I’ve also had Gosling singing Nat King Cole’s L.O.V.E stuck in my head daily ever since.
Blue Valentine (2010)
If you’re sat one evening and looking for a film that will tear your heart out and spit on it, then Derek Cianfrance’s Blue Valentine is the film for you. The film follow’s Dean (Gosling) and Cindy’s (Michelle Williams) relationship throughout the years. We meet them first in the present day, when they’re middle aged and Dean is a painter who has no professional ambition and Cindy is a nurse that works all hours under the sun. You can get a sense by the way they talk to one another that their marriage appears to be slowly falling apart, so Dean books a motel for the evening so the two can spend some time together.
Flashbacks give us an insight into Dean and Cindy’s lives before they met one another, and then the moment Dean fell for her at first sight.
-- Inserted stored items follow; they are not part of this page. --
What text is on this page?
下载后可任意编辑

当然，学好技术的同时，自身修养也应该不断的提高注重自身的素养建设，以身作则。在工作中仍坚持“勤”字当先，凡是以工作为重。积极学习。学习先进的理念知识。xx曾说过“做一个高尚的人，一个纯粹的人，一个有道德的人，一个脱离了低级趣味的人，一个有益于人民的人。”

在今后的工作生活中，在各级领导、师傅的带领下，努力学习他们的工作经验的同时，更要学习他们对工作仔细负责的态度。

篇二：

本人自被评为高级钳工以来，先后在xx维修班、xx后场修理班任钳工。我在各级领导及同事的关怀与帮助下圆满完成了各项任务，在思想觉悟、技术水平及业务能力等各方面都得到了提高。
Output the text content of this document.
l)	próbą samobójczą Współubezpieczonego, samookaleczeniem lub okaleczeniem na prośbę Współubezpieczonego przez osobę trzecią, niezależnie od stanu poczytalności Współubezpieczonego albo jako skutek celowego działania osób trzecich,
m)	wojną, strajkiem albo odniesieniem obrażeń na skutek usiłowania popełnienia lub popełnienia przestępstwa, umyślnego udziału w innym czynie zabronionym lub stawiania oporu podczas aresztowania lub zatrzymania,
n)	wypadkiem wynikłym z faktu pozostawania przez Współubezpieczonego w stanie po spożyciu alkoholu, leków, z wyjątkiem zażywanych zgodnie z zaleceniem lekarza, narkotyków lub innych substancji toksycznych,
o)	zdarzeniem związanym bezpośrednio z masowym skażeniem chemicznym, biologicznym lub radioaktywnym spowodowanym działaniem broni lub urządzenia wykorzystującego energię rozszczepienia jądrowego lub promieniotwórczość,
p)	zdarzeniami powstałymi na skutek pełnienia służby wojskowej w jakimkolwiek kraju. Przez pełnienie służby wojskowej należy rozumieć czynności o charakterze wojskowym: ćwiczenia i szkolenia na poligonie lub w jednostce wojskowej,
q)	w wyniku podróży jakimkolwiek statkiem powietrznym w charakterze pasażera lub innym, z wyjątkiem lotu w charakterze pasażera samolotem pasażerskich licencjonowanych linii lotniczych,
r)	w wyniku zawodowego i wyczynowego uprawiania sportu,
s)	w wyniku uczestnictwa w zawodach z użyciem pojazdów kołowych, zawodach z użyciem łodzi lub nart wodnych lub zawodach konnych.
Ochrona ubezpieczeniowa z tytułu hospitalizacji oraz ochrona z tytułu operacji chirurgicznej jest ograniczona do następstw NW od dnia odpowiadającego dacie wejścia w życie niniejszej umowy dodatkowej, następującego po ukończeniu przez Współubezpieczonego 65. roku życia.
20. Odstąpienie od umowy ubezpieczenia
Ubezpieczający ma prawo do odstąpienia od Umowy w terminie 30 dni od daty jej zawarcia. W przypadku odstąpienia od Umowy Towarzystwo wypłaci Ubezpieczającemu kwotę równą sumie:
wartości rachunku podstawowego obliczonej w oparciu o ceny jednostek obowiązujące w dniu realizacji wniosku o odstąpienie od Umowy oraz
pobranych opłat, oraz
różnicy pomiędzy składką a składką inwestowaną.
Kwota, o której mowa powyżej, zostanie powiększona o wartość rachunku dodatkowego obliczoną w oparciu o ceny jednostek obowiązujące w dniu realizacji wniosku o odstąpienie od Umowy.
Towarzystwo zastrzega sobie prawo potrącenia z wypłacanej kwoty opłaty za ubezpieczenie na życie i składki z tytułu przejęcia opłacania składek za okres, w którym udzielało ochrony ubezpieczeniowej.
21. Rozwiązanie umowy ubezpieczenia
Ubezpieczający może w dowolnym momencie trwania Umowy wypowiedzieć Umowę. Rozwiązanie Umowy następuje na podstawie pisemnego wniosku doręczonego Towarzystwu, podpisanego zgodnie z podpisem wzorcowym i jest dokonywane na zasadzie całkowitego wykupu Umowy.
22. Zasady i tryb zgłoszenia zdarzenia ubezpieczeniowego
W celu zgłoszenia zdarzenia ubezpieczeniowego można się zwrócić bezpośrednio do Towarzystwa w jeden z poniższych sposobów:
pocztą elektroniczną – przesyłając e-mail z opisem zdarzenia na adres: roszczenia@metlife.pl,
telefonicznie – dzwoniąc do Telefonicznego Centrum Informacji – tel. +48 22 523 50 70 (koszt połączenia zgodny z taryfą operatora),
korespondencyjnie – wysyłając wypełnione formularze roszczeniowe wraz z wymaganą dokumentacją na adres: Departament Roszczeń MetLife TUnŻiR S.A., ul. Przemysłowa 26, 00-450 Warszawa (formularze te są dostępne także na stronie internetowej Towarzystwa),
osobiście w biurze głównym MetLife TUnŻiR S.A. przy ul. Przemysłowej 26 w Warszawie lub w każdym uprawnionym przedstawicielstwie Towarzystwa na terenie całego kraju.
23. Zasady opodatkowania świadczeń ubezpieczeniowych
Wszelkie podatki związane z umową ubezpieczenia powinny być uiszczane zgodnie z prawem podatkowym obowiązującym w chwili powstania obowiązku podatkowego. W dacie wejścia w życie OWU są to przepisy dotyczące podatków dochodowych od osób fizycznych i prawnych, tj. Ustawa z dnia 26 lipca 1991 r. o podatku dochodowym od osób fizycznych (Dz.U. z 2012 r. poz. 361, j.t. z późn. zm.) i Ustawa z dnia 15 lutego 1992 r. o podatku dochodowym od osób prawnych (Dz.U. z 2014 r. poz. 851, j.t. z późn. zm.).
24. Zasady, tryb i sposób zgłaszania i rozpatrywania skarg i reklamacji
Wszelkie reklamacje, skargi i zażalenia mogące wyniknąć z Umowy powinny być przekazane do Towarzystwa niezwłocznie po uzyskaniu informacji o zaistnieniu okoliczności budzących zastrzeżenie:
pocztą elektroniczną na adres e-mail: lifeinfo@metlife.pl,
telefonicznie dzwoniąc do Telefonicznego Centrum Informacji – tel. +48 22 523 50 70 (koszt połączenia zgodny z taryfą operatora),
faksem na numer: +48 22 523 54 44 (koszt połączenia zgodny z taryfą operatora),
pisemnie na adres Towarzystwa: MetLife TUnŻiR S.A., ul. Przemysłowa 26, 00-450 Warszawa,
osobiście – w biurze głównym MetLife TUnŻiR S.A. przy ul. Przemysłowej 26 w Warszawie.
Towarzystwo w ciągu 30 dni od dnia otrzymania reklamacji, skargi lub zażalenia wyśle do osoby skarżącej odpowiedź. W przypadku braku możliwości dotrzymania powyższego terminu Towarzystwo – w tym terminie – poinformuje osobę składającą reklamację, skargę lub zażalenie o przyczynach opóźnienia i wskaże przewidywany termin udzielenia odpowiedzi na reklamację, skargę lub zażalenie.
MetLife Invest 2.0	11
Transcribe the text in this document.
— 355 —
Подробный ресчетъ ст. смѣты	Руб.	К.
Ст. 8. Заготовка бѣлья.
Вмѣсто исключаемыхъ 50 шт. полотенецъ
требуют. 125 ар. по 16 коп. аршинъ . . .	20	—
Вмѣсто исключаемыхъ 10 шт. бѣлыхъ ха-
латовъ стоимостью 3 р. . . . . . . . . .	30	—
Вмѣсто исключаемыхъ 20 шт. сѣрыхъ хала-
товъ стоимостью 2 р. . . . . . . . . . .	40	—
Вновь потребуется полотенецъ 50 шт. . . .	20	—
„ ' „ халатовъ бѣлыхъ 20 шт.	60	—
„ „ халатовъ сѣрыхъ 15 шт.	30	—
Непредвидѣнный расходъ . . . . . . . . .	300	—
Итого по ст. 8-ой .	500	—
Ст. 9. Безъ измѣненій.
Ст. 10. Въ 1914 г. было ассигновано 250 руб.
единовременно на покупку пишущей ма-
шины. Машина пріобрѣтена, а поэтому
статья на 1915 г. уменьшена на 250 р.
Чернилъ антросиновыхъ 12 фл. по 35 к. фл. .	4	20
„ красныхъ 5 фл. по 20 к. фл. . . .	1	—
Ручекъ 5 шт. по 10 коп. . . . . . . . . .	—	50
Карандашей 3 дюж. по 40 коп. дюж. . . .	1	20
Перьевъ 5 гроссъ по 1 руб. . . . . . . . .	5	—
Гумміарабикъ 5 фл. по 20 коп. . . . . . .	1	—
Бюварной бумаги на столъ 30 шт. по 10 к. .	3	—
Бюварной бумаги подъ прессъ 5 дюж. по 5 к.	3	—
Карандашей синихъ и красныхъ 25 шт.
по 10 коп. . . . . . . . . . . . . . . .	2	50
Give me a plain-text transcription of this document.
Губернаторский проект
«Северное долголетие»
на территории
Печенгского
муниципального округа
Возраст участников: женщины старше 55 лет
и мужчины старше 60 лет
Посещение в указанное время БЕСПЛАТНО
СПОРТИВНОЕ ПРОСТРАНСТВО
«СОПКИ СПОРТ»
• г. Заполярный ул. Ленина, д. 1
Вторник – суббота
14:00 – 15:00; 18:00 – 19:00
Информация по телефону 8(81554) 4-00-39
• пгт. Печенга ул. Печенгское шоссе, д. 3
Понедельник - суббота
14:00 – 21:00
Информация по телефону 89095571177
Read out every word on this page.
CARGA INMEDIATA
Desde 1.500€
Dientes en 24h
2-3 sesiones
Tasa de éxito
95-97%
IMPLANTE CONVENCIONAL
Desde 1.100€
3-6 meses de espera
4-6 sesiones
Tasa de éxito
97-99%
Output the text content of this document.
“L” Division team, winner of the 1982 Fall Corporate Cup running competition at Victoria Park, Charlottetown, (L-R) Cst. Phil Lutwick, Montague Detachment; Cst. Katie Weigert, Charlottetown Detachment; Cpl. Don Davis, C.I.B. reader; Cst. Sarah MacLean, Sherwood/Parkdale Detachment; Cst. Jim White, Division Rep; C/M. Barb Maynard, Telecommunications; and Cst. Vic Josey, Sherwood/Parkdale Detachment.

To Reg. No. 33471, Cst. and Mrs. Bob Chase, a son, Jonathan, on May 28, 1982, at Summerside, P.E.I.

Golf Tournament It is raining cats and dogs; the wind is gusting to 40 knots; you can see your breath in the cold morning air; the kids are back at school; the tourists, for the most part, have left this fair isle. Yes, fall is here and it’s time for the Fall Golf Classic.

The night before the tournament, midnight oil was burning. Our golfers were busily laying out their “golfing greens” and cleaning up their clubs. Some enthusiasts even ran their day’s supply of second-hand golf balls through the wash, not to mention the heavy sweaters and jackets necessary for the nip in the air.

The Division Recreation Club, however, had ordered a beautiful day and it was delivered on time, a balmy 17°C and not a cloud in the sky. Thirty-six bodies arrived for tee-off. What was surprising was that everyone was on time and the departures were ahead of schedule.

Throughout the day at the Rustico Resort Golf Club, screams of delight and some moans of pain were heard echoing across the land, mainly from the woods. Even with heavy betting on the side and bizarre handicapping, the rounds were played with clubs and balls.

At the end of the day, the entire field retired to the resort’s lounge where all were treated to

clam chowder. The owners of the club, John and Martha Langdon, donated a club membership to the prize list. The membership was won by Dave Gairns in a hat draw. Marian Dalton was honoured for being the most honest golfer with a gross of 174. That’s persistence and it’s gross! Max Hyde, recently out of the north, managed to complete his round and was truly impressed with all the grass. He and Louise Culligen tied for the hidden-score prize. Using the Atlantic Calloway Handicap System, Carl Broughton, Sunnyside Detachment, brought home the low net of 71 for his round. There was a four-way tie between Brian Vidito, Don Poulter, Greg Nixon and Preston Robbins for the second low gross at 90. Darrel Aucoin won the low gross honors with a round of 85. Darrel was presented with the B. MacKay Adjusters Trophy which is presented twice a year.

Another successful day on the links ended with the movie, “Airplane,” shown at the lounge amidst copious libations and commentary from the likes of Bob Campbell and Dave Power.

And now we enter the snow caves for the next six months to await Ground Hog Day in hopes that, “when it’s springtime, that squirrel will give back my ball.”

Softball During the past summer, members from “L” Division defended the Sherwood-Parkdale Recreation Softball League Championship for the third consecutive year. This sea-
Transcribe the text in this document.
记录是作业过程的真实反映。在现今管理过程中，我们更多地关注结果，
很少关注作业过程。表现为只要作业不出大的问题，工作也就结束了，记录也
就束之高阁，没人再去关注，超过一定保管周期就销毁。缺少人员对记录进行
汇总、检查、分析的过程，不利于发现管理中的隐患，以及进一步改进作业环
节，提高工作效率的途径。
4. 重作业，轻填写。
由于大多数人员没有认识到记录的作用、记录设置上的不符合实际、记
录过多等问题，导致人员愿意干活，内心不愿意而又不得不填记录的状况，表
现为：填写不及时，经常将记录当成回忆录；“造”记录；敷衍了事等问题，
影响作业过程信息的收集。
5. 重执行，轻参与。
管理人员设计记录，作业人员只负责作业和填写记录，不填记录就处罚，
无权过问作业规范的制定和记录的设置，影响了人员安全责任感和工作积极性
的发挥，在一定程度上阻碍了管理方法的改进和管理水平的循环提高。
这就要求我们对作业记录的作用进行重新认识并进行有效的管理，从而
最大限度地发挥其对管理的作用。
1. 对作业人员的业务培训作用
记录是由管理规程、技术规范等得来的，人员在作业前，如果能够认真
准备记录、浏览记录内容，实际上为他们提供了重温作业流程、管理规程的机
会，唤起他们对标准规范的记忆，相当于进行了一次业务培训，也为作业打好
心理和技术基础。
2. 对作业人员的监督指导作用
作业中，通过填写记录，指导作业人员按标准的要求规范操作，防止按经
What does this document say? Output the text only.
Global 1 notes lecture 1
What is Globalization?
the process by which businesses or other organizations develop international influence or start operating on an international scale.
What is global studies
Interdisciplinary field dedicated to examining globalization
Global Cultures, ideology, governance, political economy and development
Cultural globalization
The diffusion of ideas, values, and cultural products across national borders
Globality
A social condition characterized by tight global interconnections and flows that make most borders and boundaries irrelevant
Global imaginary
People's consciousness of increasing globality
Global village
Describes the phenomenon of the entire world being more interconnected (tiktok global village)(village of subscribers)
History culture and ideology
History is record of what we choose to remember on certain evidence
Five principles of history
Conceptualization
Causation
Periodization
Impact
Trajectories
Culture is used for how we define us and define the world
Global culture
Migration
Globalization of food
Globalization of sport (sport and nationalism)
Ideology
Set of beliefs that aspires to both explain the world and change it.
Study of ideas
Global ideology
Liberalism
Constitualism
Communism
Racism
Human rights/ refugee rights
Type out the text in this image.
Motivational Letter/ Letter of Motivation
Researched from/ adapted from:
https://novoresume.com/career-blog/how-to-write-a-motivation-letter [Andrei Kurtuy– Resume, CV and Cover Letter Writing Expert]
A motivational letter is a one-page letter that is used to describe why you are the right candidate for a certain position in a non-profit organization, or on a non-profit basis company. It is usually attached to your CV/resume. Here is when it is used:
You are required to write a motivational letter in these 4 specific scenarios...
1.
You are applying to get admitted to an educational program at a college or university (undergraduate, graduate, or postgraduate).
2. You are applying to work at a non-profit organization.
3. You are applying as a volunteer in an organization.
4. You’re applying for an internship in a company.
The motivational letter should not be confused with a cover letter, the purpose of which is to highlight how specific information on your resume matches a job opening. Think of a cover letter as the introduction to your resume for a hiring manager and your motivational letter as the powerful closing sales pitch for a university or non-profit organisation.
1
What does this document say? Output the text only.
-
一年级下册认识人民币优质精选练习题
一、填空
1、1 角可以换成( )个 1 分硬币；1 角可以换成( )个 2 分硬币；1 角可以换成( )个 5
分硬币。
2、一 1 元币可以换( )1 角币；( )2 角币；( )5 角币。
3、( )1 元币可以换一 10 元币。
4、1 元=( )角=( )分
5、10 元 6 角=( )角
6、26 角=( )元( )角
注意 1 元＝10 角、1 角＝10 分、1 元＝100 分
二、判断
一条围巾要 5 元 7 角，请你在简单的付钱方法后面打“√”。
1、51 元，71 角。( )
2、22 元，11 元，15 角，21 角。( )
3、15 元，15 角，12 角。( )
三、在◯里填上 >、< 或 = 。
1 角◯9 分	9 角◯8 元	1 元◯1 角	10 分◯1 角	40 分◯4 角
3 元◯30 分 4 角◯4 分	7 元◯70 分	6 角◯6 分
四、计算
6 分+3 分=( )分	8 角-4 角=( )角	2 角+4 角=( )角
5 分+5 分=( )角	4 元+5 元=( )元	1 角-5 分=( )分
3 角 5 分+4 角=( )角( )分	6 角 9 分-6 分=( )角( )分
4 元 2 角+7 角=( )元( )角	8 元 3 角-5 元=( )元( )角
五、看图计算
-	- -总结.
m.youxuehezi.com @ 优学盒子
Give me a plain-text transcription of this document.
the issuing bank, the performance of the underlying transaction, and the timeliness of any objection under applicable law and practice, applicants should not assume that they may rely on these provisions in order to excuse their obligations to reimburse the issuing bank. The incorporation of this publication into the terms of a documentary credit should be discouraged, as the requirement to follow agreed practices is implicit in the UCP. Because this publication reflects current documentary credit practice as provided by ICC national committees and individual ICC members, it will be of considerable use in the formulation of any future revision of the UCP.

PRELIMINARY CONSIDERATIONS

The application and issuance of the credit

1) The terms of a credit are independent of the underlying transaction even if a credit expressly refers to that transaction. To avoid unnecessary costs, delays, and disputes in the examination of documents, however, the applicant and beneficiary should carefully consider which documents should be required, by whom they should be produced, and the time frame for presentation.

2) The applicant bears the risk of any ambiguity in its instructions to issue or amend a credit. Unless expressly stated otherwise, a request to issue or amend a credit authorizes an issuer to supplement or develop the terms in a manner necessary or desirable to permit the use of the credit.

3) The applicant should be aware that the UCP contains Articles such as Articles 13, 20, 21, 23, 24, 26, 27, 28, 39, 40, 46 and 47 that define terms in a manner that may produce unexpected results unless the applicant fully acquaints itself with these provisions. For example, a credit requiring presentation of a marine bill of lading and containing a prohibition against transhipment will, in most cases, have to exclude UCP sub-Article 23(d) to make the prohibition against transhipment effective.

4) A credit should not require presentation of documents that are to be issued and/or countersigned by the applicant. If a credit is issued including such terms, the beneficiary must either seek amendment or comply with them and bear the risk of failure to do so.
We then watch as the couple fall head over heels for one another and we’re passengers on the rollercoaster of their relationship over the years.
It’s hard not to fall in love with this film, despite how empty it will make you feel afterwards, especially since it features Gosling singing and playing a ukelele as Michelle Williams tap dances, talents which both actors kept secret from each other until this improvised scene.
All Good Things (2010)
Andrew Jarecki’s All Good Things is a love story and murder mystery based on the most notorious unsolved murder case in New York history. Gosling plays David Marks, the eldest of the third generation of the New York Marks real estate moguls, who was suspected but never tried for killing his wife Katie (Kirsten Dunst) after her disappearance in 1982.
All Good Things starts off strong but lost its momentum and my interest around the half way mark and it was a struggle to wait until the end, but for Gosling, I did.
This concludes part one of this journey, and part two will be live very soon and will take us through the rest of Ryan Gosling’s filmography, from Drive to First Man. Gosling undoubtedly proved early on that he had what it took to be a leading man and consistently delivered first-class performances in a variety of roles.